Not sure what you mean by reversed story? A 2 story with kitchen and living room on the second floor? I want my living room to have the best view and my kitchen needs to be on the same floor as the living room. It get annoying to drag groceries up a flight of stairs too.


----------



## oh'mike (Sep 18, 2009)

Don't start moving dirt without a firm plan----

I suggest you start by getting a designer/architect involved----have your plat handy--

Elevating the earth in front of the house can be done on a two acre lot --without having it look odd----but you need some real plans---Mike----


----------



## JustinK (Oct 4, 2009)

MrTesseract said:


> Not sure what you mean by reversed story? A 2 story with kitchen and living room on the second floor? I want my living room to have the best view and my kitchen needs to be on the same floor as the living room. It get annoying to drag groceries up a flight of stairs too.
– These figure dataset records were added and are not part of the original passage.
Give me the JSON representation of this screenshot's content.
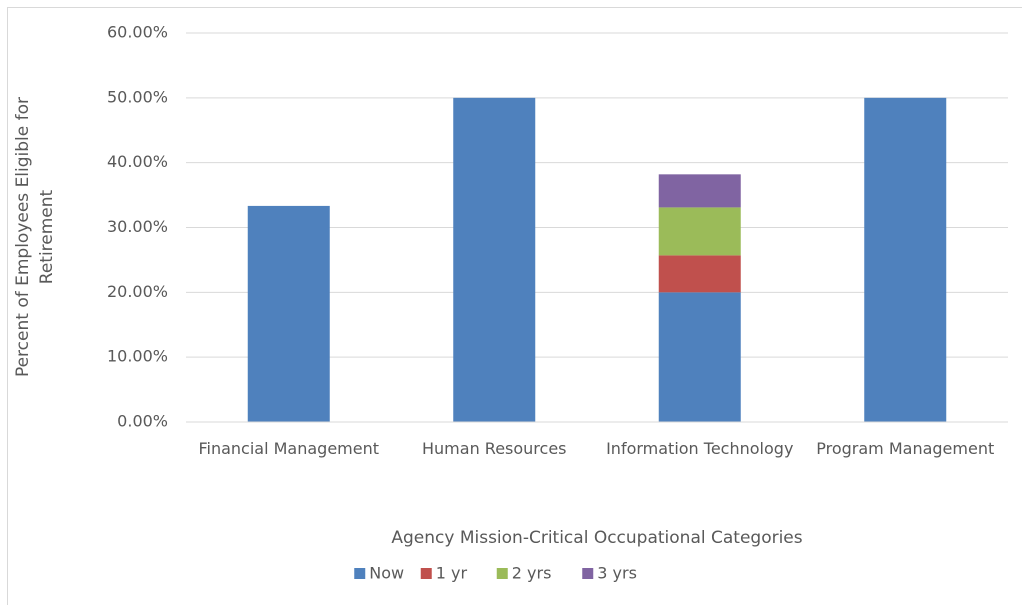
{
  "chart_data": {
    "type": "stacked_bar",
    "ylabel": "Percent of Employees Eligible for Retirement",
    "xlabel": "Agency Mission-Critical Occupational Categories",
    "categories": [
      "Financial Management",
      "Human Resources",
      "Information Technology",
      "Program Management"
    ],
    "series": [
      {
        "name": "Now",
        "color": "#4f81bd",
        "values": [
          33.33,
          50,
          20,
          50
        ]
      },
      {
        "name": "1 yr",
        "color": "#c0504d",
        "values": [
          null,
          null,
          5.7,
          null
        ]
      },
      {
        "name": "2 yrs",
        "color": "#9bbb59",
        "values": [
          null,
          null,
          7.4,
          null
        ]
      },
      {
        "name": "3 yrs",
        "color": "#8064a2",
        "values": [
          null,
          null,
          5.1,
          null
        ]
      }
    ],
    "ylim": [
      0,
      60
    ],
    "yticks": [
      {
        "value": 0,
        "label": "0.00%"
      },
      {
        "value": 10,
        "label": "10.00%"
      },
      {
        "value": 20,
        "label": "20.00%"
      },
      {
        "value": 30,
        "label": "30.00%"
      },
      {
        "value": 40,
        "label": "40.00%"
      },
      {
        "value": 50,
        "label": "50.00%"
      },
      {
        "value": 60,
        "label": "60.00%"
      }
    ],
    "grid": true,
    "legend": "bottom"
  }
}
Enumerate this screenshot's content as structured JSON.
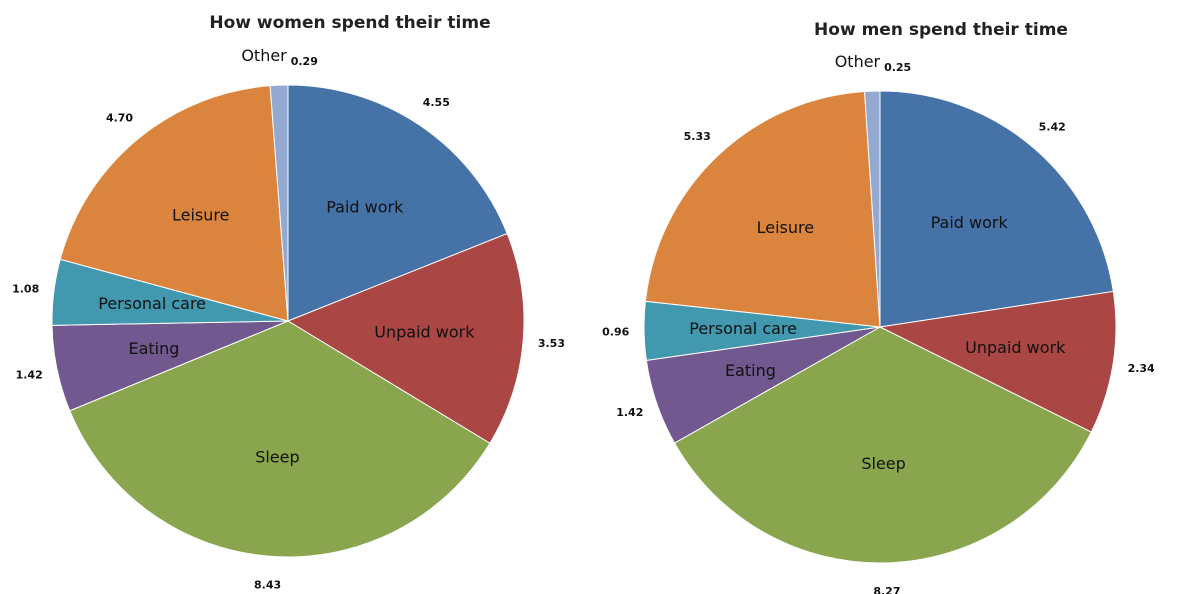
{
  "chart_data": [
    {
      "type": "pie",
      "title": "How women spend their time",
      "slices": [
        {
          "label": "Paid work",
          "value": 4.55,
          "color": "#4572a7"
        },
        {
          "label": "Unpaid work",
          "value": 3.53,
          "color": "#aa4643"
        },
        {
          "label": "Sleep",
          "value": 8.43,
          "color": "#89a54e"
        },
        {
          "label": "Eating",
          "value": 1.42,
          "color": "#71588f"
        },
        {
          "label": "Personal care",
          "value": 1.08,
          "color": "#4198af"
        },
        {
          "label": "Leisure",
          "value": 4.7,
          "color": "#db843d"
        },
        {
          "label": "Other",
          "value": 0.29,
          "color": "#93a9cf"
        }
      ]
    },
    {
      "type": "pie",
      "title": "How men spend their time",
      "slices": [
        {
          "label": "Paid work",
          "value": 5.42,
          "color": "#4572a7"
        },
        {
          "label": "Unpaid work",
          "value": 2.34,
          "color": "#aa4643"
        },
        {
          "label": "Sleep",
          "value": 8.27,
          "color": "#89a54e"
        },
        {
          "label": "Eating",
          "value": 1.42,
          "color": "#71588f"
        },
        {
          "label": "Personal care",
          "value": 0.96,
          "color": "#4198af"
        },
        {
          "label": "Leisure",
          "value": 5.33,
          "color": "#db843d"
        },
        {
          "label": "Other",
          "value": 0.25,
          "color": "#93a9cf"
        }
      ]
    }
  ]
}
That is one of the draw backs but some people think the view is worth it. Something to think about.


----------



## MrTesseract (Mar 16, 2014)

JustinK said:


> That is one of the draw backs but some people think the view is worth it. Something to think about.


I originally wanted a two story, the other issue with the reverse two story is resale. I hope this house will be worth a decent chunk of change and usually older couples have the cash for more expensive houses and older couples will want to have a main floor kitchen, living room and one bedroom. I do have a idea put together for the house, it will be an L shaped ranch (if a ranch is what i decide to go with) with the garage door being on the inside of the short side of the L. A relative is building me the house by himself so we are trying to hatch some plans even though we wont break ground for 2 years.


----------



## MrTesseract (Mar 16, 2014)

oh'mike said:


> Don't start moving dirt without a firm plan----
> 
> I suggest you start by getting a designer/architect involved----have your plat handy--
> 
> Elevating the earth in front of the house can be done on a two acre lot --without having it look odd----but you need some real plans---Mike----


Yes a relative is building the house by himself for me, he has been building all his life, he has done a house before where he had only a slight slope to work worth but got dumptrucks of free fill from another building site.


----------



## oh'mike (Sep 18, 2009)

I like free fill---I was able to get 18 bombers full for free ,including some good top soil----I did tip the driver $40 a load----so ,while not 'free' it was darned near free---

You builder will still need plans to build from----so look into getting a design you like and a set of plans drawn---


----------



## MrTesseract (Mar 16, 2014)

oh'mike said:


> I like free fill---I was able to get 18 bombers full for free ,including some good top soil----I did tip the driver $40 a load----so ,while not 'free' it was darned near free---
> 
> You builder will still need plans to build from----so look into getting a design you like and a set of plans drawn---


How did you come across your free fill?


----------



## oh'mike (Sep 18, 2009)

This was during a building boom in this area----I met a trucker and got to talking--he hauled dirt----much of it was going to the dump for cover---they were paying to dump it---I live near the dump---and I tip ---word got out and soon I had 18 loads---


----------